Before I started writing this blog post, I had a talk with a colleague of mine about the concept. His immediate response was somewhere along the lines of «wait what, you use random data in your tests??».
And his reaction was probably justified. Unit tests and randomness aren’t exactly the two most likely friends. You want predicable tests, and randomness isn’t exactly known to be predicable.
There are, however, a few reasons why I believe this won’t be an actual problem.
First of all, it’s important that you take care when you implement your generators.
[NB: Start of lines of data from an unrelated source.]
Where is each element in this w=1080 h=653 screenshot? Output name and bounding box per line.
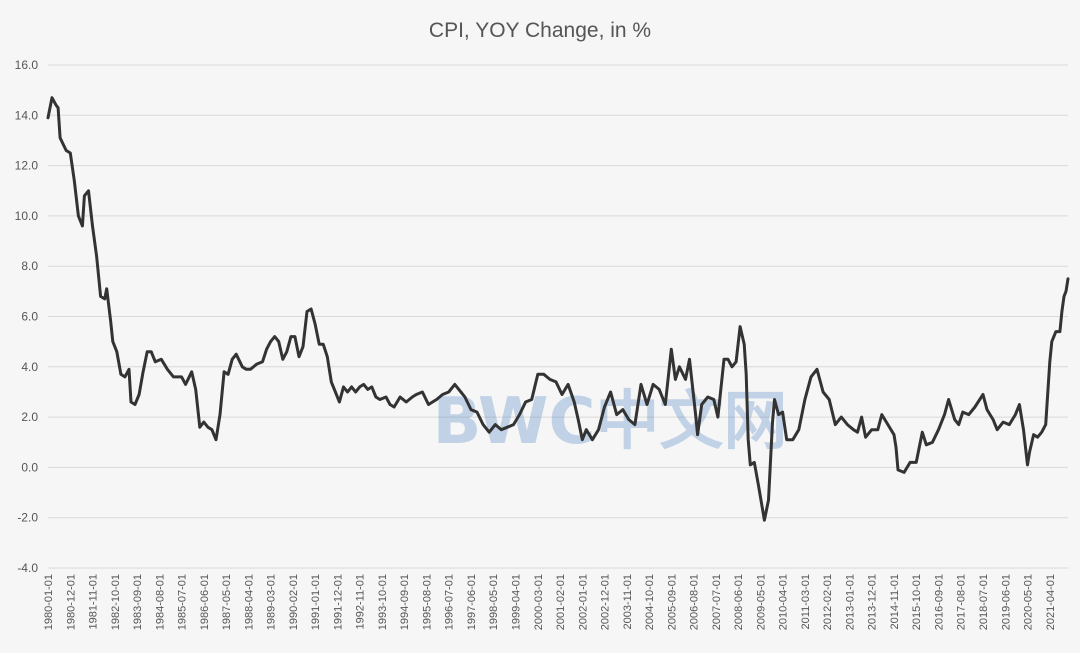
x-axis-ticks: 1980-01-01 1980-12-01 1981-11-01 1982-10-01… bbox=[43, 574, 1057, 630]
x-tick-label: 2019-06-01 bbox=[1000, 574, 1012, 630]
gridlines bbox=[48, 65, 1068, 568]
x-tick-label: 1995-08-01 bbox=[421, 574, 433, 630]
x-tick-label: 1980-01-01 bbox=[43, 574, 55, 630]
y-tick-label: 2.0 bbox=[21, 410, 38, 424]
x-tick-label: 1982-10-01 bbox=[110, 574, 122, 630]
x-tick-label: 2006-08-01 bbox=[689, 574, 701, 630]
x-tick-label: 2009-05-01 bbox=[755, 574, 767, 630]
y-tick-label: 8.0 bbox=[21, 259, 38, 273]
x-tick-label: 2013-12-01 bbox=[867, 574, 879, 630]
x-tick-label: 1998-05-01 bbox=[488, 574, 500, 630]
x-tick-label: 1987-05-01 bbox=[221, 574, 233, 630]
y-tick-label: 0.0 bbox=[21, 460, 38, 474]
x-tick-label: 2014-11-01 bbox=[889, 574, 901, 629]
x-tick-label: 2011-03-01 bbox=[800, 574, 812, 629]
chart-container: CPI, YOY Change, in % 16.0 14.0 12.0 10.0 8.… bbox=[0, 0, 1080, 653]
x-tick-label: 2003-11-01 bbox=[622, 574, 634, 629]
y-tick-label: 12.0 bbox=[15, 159, 39, 173]
x-tick-label: 1996-07-01 bbox=[444, 574, 456, 630]
x-tick-label: 1986-06-01 bbox=[199, 574, 211, 630]
x-tick-label: 1991-12-01 bbox=[332, 574, 344, 630]
y-tick-label: 4.0 bbox=[21, 360, 38, 374]
x-tick-label: 1989-03-01 bbox=[266, 574, 278, 630]
x-tick-label: 2004-10-01 bbox=[644, 574, 656, 630]
x-tick-label: 2018-07-01 bbox=[978, 574, 990, 630]
x-tick-label: 2000-03-01 bbox=[533, 574, 545, 630]
y-tick-label: 10.0 bbox=[15, 209, 39, 223]
x-tick-label: 1981-11-01 bbox=[88, 574, 100, 629]
y-tick-label: -2.0 bbox=[17, 511, 38, 525]
y-tick-label: 6.0 bbox=[21, 310, 38, 324]
x-tick-label: 1994-09-01 bbox=[399, 574, 411, 630]
y-tick-label: 16.0 bbox=[15, 58, 39, 72]
x-tick-label: 2016-09-01 bbox=[933, 574, 945, 630]
x-tick-label: 1997-06-01 bbox=[466, 574, 478, 630]
x-tick-label: 2020-05-01 bbox=[1023, 574, 1035, 630]
x-tick-label: 2002-12-01 bbox=[600, 574, 612, 630]
x-tick-label: 2012-02-01 bbox=[822, 574, 834, 630]
x-tick-label: 2021-04-01 bbox=[1045, 574, 1057, 630]
y-axis-ticks: 16.0 14.0 12.0 10.0 8.0 6.0 4.0 2.0 0.0 -2.0 -4.0 bbox=[15, 58, 39, 575]
x-tick-label: 1983-09-01 bbox=[132, 574, 144, 630]
x-tick-label: 2005-09-01 bbox=[666, 574, 678, 630]
x-tick-label: 2001-02-01 bbox=[555, 574, 567, 630]
x-tick-label: 1991-01-01 bbox=[310, 574, 322, 630]
y-tick-label: 14.0 bbox=[15, 108, 39, 122]
x-tick-label: 1990-02-01 bbox=[288, 574, 300, 630]
x-tick-label: 2002-01-01 bbox=[577, 574, 589, 630]
x-tick-label: 1993-10-01 bbox=[377, 574, 389, 630]
x-tick-label: 1999-04-01 bbox=[511, 574, 523, 630]
cpi-line-chart: CPI, YOY Change, in % 16.0 14.0 12.0 10.0 8.… bbox=[0, 0, 1080, 653]
x-tick-label: 1992-11-01 bbox=[355, 574, 367, 629]
x-tick-label: 2017-08-01 bbox=[956, 574, 968, 630]
x-tick-label: 2007-07-01 bbox=[711, 574, 723, 630]
x-tick-label: 2013-01-01 bbox=[844, 574, 856, 630]
x-tick-label: 1985-07-01 bbox=[177, 574, 189, 630]
x-tick-label: 1980-12-01 bbox=[65, 574, 77, 630]
chart-title: CPI, YOY Change, in % bbox=[429, 19, 651, 42]
x-tick-label: 2008-06-01 bbox=[733, 574, 745, 630]
x-tick-label: 2010-04-01 bbox=[778, 574, 790, 630]
x-tick-label: 1984-08-01 bbox=[154, 574, 166, 630]
y-tick-label: -4.0 bbox=[17, 561, 38, 575]
x-tick-label: 1988-04-01 bbox=[243, 574, 255, 630]
x-tick-label: 2015-10-01 bbox=[911, 574, 923, 630]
The values should probably not be _completely_ random. If you have strict requirements and validation in place to enforce certain values at the boundaries of your application, you need to account for this when you generate data for the _insides_ of your boundaries. _You_ control the amount of randomness, and can even model dependencies between properties in your generators if you need to. If you take care and write good quality generators, the randomness should be an assurance, and not a source of problems.
Second, there are ways of making those rare build failures actually useful. In our current code base, we have created a JUnit extension which can be added to a test file. This extension generates a new Kotlin `Random`, and stores the seed in a file. This way, if a test fails, you have the actual seed that made it fail and can consistently replicate the error locally. BAM. Your random build errors just turned useful.